Arche aus Worten
4. So A: Mt 5,1-12a
I
Die hebräische Sprache hat ein paar Eigentümlichkeiten, die allen, die Hebräisch zu lernen versuchen, am Anfang Probleme machen. So werden z. B. keine Vokale, kein a, e, i, o, u geschrieben, nur die anderen Buchstaben. Und darum kann es passieren, dass zwei Wörter aus genau denselben Buchstaben bestehen, aber ganz Verschiedenes bedeuten, je nachdem, welche Vokale dazu gelesen oder dazu gesprochen werden. Welche, das kann man oft nur aus dem Zusammenhang entdecken, in dem das Wort vorkommt.
Von Anfang an haben sich daraus aber auch Wortspiele ergeben, weil manchmal beide Wörter in den Zusammenhang passen und auf diese Weise auf das Erzählte ein überraschend neues Licht werfen können. So ist es auch im Fall des Wortes „tewah“. Tewah bezeichnet eigentlich die Arche, die Noach auf Gottes Geheiß gebaut hat, um seine Familie von den Tieren je ein Paar über die große Sintflut zu retten. Aber zugleich kann man tewah als Wort für „Wort“ lesen. Und dann lautet die alte Geschichte: Gott habe dem Noach befohlen, eine Sprache zu machen, die ihm als Zuflucht und rettendes Floß im Chaos der Welt dienen solle.
II
Für gläubige Juden, die dieses Wortspiel kennen, war immer klar, was mit dem Wort, mit der Sprache, die wie die Arche retten kann, gemeint ist: Das Wort der Bibel natürlich. In ihm kann man sich bergen, wenn einem Angst wird in der Welt, wenn der Boden unter den Füßen wankt und alles versinkt wie in einem Meer, im Meer der Trauer z. B. oder im Meer der Verzweiflung. Zu allen Zeiten gab und gibt es Menschen, die sich in ihrer Not an ein Wort der Heiligen Schrift klammern, um durchzustehen, was sie quält. Und wie viele Zeugnisse sind überliefert – auch schon in der Bibel selbst, aber genauso später und heute noch –, dass es das wirklich gibt: Gehalten und getragen werden von einem Bibelwort über jeden Abgrund hinweg!
III
Eine der schönsten Archen aus Wörtern hat uns niemand anderer als Jesus gezimmert. Die Bergpredigt, deren Anfang wir vorhin gehört haben. Eigentlich ist der Name „Bergpredigt“ falsch. Es handelt sich vielmehr um Jesu Lehre vom gelingenden Leben. Und jenem Anfang hat Matthäus Gedichtform gegeben, damit man ihn sich besser einprägen kann und auswendig weiß, wenn man eine Arche baut, etwas, worin man Schutz suchen und woran man sich klammern kann.
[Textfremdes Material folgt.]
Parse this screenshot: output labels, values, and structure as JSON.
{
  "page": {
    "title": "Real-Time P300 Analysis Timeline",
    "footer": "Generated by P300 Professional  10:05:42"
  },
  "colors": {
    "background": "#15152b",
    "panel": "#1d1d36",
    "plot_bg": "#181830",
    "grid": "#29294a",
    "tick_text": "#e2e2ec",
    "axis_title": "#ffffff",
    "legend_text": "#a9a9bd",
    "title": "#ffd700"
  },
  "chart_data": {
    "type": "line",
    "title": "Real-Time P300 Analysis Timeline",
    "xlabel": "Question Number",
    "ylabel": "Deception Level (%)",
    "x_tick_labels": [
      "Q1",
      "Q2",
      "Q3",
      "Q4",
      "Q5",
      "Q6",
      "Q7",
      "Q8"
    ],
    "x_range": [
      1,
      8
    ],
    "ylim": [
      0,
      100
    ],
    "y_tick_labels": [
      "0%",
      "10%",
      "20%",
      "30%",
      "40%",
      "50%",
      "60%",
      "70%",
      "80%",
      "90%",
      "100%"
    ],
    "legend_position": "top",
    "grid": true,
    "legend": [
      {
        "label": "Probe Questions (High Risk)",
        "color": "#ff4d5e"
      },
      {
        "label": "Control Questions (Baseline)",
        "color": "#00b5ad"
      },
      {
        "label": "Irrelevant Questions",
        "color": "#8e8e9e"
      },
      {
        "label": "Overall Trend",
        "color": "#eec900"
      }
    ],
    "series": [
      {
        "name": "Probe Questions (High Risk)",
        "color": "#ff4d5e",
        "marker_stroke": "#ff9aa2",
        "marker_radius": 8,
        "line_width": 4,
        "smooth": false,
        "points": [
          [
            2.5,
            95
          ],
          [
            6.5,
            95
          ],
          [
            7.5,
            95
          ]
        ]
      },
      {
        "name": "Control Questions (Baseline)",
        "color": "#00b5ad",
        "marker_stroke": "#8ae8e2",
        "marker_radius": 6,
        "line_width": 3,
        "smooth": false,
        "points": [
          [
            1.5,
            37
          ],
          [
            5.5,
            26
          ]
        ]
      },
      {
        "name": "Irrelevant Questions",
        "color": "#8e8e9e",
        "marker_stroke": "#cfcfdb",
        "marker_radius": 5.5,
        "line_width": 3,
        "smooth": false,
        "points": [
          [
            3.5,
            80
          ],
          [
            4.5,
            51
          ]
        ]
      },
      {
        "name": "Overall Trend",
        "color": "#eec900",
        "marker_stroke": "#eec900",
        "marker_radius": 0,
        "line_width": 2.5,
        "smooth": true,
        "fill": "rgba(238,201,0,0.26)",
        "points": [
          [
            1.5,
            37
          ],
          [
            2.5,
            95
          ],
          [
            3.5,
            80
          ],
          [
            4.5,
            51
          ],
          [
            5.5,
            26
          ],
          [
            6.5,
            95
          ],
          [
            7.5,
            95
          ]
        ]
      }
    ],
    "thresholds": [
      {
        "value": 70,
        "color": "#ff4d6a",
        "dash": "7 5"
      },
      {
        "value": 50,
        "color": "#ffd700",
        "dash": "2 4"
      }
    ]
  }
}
Darum auch besteht das, was Jesus in den Seligpreisungen sagt, eigentlich aus einem einzigen Zuspruch: Was immer komme und was geschieht: Gott vergisst dich nicht. Er ist und bleibt dir zugewandt, wie er es immer war. Hinter allem Auf und Ab des Lebens – Er. Nichts muss dich ängstigen, nichts dich betrüben. Er ist Dir nah. Und am allermeisten dann, wenn du dir nichts vormachst. Wenn du die Dinge siehst, wie sie in Wahrheit sind. Und trotzdem: So einfach verstehen lassen sich die Dinge nicht.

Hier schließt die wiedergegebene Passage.